Over the past seven days, Skykraft has performed critical operations including testing communication through its UHF command channel to communicate regularly with all satellites, ensuring a functioning power system with batteries being recharged by the solar panels, and operations of the mission computer.
“All onboard systems tested on the five satellites are performing in line with expectations, including the mission computer which is operating flawlessly,” said Dr Michael Frater, CEO of Skykraft. “Skykraft is now actively operating the five satellites, which form the largest ever constellation of Australian built spacecraft, and will be carrying out proof of concept activities for our Air Traffic Management services.”

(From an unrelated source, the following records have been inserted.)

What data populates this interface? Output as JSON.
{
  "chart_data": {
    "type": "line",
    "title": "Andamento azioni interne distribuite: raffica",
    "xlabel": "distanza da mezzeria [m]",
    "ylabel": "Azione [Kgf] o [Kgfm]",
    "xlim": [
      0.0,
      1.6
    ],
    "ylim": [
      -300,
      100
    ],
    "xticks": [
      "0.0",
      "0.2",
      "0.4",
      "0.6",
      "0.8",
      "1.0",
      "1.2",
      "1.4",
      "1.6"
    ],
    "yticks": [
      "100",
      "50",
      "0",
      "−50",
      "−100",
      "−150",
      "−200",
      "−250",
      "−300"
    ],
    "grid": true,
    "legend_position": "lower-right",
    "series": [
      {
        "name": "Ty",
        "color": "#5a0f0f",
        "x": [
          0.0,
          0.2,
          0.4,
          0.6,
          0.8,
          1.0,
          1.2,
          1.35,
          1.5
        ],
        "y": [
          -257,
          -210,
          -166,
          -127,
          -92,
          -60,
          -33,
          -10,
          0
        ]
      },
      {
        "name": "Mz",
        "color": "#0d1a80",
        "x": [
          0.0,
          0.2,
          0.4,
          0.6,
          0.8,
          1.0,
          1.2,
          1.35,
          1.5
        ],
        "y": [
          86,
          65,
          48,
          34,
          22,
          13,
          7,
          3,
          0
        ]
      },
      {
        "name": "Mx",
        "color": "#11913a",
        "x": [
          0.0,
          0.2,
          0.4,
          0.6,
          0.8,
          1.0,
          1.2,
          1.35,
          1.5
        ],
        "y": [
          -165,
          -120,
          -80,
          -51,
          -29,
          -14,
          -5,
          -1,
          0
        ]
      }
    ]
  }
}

Skykraft’s global Air Traffic Management (ATM) service is set to be commercialised over the next 2 years, and will address gaps in surveillance and communications for aircraft travelling over remote and oceanic areas.
“This first launch is just the start. Over the next two years, Skykraft is building and launching a satellite constellation that will accurately track and monitor aircraft movements globally, allowing aircraft to follow more efficient flight routes,” Frater added.
This proof of concept activities will see Skykraft testing the capability of our Air Traffic Management services and analysing data over the next three months, with further launches scheduled for mid-2023 and early-2024. Skykraft’s design, manufacture and operation of satellites have now been proven in space.